The last is a point I've echoed in multiple blog posts since July last year, to the point it's damned near a refrain. The point is what the NSA has now done, e.g.

http://brane-space.blogspot.com/2014/07/is-there-no-one-prepared-to-collar-nsa.html

has veered into totally Un-American ways, more emblematic of what the Gestapo used during the brief reign of the Third Reich. The American way, by contrast, respects the rights of citizens enshrined in the founding document - the Constitution and specifically, the Bill of Rights.  It doesn't "go rogue" because technology allows facile snatching of data and personal info. Oh, and it doesn't go ape shit nuts and hyper-fascist because a true patriot called the misbegotten methods used out via file release to selected media.

Devlin's most telling statement echoes those I have also repeatedly made, in regard to the extend to which freedom should be compromised for a temporary security:

"Personally, I would not trade freedom in order to prevent terrorist attacks, even if they were more frequent than the current de facto frequency of every ten years or so. If you do that, the terrorists have won."

Indeed, because the 'bad guys' have manipulated the so-called "protectors" to do to us what they could not: gut our civil liberties and make a mockery of American freedom and rights aspirations. This is exactly why the contest between security and liberty must err on the side of the latter, no matter what. NO matter if ISIS poses a big threat to us, or al Qaeda in Yemen comes back strong, or Iran gets a new bomb...or whatever. All of those threats are insignificant to the preservation of American founding principles.

Once we allow the spooks to gut everything, snatch everything they want with bogus warrants under a bogus FISA law,  we will cease to be the nation founded on the Constitution and the one my ancestor Conrad Brumbaugh fought for. We become instead a fascist mutation.

Devlin leaves his most stinging remark for last:

"As things currently stand, I would not collaborate further with any of the U.S. intelligence services.
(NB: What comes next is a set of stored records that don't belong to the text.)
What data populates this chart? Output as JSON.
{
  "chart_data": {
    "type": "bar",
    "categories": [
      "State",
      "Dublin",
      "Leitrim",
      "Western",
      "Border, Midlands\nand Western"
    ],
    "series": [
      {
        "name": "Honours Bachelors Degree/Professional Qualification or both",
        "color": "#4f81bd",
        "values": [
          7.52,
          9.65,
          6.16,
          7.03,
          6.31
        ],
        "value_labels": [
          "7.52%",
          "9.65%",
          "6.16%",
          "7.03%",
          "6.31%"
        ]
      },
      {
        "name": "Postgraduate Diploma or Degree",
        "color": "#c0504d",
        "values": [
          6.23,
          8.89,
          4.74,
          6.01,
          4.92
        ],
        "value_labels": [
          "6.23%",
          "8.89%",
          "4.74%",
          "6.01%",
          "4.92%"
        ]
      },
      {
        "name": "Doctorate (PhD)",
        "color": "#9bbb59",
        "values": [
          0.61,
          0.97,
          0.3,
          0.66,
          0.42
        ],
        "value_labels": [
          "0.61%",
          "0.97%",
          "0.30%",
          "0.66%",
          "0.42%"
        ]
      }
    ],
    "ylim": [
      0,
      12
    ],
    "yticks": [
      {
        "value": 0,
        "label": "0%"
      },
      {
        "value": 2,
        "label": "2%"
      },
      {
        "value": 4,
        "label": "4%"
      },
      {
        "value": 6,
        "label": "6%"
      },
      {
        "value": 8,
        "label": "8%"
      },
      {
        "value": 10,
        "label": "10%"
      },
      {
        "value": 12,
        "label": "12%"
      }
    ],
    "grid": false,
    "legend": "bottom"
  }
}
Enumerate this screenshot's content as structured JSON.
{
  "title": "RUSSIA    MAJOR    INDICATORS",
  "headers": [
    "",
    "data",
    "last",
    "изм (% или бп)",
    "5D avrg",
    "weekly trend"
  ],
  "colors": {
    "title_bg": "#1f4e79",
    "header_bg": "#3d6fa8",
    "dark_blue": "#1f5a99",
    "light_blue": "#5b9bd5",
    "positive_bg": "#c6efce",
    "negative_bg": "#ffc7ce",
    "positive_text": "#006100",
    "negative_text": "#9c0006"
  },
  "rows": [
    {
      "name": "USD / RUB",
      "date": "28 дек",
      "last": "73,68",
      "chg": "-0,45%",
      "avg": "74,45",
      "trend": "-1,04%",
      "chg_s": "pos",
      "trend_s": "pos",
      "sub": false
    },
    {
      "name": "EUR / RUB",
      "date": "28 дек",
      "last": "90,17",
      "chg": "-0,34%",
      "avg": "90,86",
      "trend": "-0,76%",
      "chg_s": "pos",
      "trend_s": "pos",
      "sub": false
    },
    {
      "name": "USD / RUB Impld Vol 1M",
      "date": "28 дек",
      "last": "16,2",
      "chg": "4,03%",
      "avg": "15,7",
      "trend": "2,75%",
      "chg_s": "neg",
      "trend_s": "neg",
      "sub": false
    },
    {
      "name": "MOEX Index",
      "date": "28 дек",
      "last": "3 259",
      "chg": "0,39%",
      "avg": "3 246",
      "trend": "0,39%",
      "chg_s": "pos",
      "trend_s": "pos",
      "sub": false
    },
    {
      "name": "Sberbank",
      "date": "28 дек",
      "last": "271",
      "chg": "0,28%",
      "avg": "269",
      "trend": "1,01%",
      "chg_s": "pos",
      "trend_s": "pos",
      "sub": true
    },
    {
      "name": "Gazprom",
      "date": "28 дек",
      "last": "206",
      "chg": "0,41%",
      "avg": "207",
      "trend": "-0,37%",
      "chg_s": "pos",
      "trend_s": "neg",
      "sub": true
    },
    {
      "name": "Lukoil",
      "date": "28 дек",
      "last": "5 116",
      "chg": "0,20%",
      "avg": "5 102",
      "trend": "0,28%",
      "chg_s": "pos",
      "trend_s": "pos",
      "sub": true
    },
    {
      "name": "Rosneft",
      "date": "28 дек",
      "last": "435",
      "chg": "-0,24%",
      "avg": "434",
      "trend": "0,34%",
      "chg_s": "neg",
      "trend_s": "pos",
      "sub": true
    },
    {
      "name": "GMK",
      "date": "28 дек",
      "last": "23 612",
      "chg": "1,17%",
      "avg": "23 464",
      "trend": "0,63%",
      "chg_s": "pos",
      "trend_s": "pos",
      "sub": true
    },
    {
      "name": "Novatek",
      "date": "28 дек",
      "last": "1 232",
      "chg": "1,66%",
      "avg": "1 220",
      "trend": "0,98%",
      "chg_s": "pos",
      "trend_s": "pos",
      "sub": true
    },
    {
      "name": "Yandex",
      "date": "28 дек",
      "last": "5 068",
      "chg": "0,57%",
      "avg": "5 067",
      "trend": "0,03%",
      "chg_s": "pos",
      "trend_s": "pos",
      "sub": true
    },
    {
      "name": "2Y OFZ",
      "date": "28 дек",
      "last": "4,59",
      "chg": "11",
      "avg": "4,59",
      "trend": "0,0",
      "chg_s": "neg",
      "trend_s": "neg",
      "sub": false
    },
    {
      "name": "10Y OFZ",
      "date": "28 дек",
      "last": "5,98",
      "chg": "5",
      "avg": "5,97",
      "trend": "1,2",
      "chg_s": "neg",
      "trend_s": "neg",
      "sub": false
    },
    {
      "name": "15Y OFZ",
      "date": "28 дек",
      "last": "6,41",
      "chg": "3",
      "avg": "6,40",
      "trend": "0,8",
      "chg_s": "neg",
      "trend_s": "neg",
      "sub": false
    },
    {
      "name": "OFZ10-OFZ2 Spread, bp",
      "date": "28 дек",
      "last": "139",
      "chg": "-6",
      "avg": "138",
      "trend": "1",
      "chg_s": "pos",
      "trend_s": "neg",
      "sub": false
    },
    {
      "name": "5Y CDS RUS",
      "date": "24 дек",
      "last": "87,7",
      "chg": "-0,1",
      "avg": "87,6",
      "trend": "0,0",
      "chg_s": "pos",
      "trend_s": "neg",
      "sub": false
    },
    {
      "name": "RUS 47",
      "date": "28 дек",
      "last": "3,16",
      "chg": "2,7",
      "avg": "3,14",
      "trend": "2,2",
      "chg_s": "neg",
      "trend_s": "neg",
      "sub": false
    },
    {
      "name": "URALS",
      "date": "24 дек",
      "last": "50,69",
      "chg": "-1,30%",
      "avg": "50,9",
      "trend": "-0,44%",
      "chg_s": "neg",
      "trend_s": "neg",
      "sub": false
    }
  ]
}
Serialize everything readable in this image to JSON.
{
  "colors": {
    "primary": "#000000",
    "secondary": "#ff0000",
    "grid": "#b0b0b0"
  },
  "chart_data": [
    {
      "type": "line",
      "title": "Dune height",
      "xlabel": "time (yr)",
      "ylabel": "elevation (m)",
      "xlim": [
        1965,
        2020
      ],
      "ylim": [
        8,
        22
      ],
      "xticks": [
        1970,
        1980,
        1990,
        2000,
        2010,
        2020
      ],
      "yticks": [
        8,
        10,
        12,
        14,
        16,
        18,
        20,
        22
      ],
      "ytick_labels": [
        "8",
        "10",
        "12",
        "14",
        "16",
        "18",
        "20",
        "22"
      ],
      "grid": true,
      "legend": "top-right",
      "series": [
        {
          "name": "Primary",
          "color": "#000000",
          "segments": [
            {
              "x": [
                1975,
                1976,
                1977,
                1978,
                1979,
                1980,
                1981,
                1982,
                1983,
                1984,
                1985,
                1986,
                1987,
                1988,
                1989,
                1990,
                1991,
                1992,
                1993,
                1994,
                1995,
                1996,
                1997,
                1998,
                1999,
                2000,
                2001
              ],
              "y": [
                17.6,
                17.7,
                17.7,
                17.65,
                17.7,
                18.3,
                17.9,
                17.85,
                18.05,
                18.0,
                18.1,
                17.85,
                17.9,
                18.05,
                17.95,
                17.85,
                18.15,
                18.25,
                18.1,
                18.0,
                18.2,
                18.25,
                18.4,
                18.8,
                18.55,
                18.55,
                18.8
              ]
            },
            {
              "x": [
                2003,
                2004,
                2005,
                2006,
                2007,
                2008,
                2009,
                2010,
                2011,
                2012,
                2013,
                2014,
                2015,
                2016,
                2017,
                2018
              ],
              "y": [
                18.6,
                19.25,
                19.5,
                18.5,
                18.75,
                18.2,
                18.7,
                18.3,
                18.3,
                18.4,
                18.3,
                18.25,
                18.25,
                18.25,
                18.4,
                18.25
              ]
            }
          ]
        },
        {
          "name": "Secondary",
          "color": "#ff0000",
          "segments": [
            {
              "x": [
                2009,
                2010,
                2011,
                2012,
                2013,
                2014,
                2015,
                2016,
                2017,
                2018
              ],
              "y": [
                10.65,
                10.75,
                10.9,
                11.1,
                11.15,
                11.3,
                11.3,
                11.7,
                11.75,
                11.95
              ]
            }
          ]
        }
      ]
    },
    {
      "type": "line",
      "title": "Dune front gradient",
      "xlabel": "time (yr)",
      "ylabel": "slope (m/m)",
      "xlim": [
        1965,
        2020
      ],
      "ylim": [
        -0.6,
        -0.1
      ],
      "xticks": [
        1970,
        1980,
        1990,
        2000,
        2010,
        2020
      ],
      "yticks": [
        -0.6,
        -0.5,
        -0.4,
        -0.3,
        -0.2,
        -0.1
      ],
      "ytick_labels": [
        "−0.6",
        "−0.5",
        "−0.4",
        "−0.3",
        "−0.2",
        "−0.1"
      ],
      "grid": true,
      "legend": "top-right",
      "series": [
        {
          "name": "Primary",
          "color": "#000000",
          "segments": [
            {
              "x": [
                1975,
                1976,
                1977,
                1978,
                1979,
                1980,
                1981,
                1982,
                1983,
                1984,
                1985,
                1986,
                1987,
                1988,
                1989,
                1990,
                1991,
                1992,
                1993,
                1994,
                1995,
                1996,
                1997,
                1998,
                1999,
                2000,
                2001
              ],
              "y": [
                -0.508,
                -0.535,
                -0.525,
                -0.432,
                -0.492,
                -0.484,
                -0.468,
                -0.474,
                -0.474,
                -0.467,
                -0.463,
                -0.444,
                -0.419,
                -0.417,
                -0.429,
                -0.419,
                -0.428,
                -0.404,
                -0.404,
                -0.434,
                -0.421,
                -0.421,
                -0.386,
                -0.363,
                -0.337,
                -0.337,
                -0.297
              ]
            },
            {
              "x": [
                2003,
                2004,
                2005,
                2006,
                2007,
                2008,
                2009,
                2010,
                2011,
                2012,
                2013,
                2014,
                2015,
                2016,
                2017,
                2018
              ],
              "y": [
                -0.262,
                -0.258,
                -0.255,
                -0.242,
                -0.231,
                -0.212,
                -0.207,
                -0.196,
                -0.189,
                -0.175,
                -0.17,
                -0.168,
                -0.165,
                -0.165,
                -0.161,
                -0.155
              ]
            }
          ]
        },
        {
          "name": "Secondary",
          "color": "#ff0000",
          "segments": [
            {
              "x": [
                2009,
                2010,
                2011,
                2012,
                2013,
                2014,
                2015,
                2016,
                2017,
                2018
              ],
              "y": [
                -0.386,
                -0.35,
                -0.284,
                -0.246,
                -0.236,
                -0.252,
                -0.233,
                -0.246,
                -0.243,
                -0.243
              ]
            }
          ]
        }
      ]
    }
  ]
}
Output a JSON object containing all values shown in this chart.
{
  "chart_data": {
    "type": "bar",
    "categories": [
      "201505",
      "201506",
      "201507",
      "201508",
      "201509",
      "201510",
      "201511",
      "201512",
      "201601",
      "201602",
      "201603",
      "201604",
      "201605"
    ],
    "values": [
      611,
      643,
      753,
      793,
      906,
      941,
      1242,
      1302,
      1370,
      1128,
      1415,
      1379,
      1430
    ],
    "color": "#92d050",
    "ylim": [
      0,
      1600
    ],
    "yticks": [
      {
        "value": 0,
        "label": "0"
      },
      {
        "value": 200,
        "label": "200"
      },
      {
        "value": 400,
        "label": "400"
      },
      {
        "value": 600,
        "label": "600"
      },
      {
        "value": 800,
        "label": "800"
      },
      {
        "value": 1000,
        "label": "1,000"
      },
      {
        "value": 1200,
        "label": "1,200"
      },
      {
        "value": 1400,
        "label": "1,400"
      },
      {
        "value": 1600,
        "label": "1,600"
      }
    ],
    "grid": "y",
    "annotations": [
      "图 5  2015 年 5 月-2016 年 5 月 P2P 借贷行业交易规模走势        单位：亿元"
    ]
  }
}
They have betrayed all of us who were glad to do what we could for the benefit of the free world and have used our work to trample over the Fourth Amendment, to do immense harm to U.S. economic competitiveness, to weaken the Internet on which modern society depends, and to expose us to increased danger from our enemies.

I urge all my fellow citizens to make a similar stand."

 Alas, his final statement requires we stand up as truly free citizens, and reject the 'security blankets' offered us by the security state. "Live free or die" - the motto of one of our states (I believe New Hampshire) - should be our personal motto too!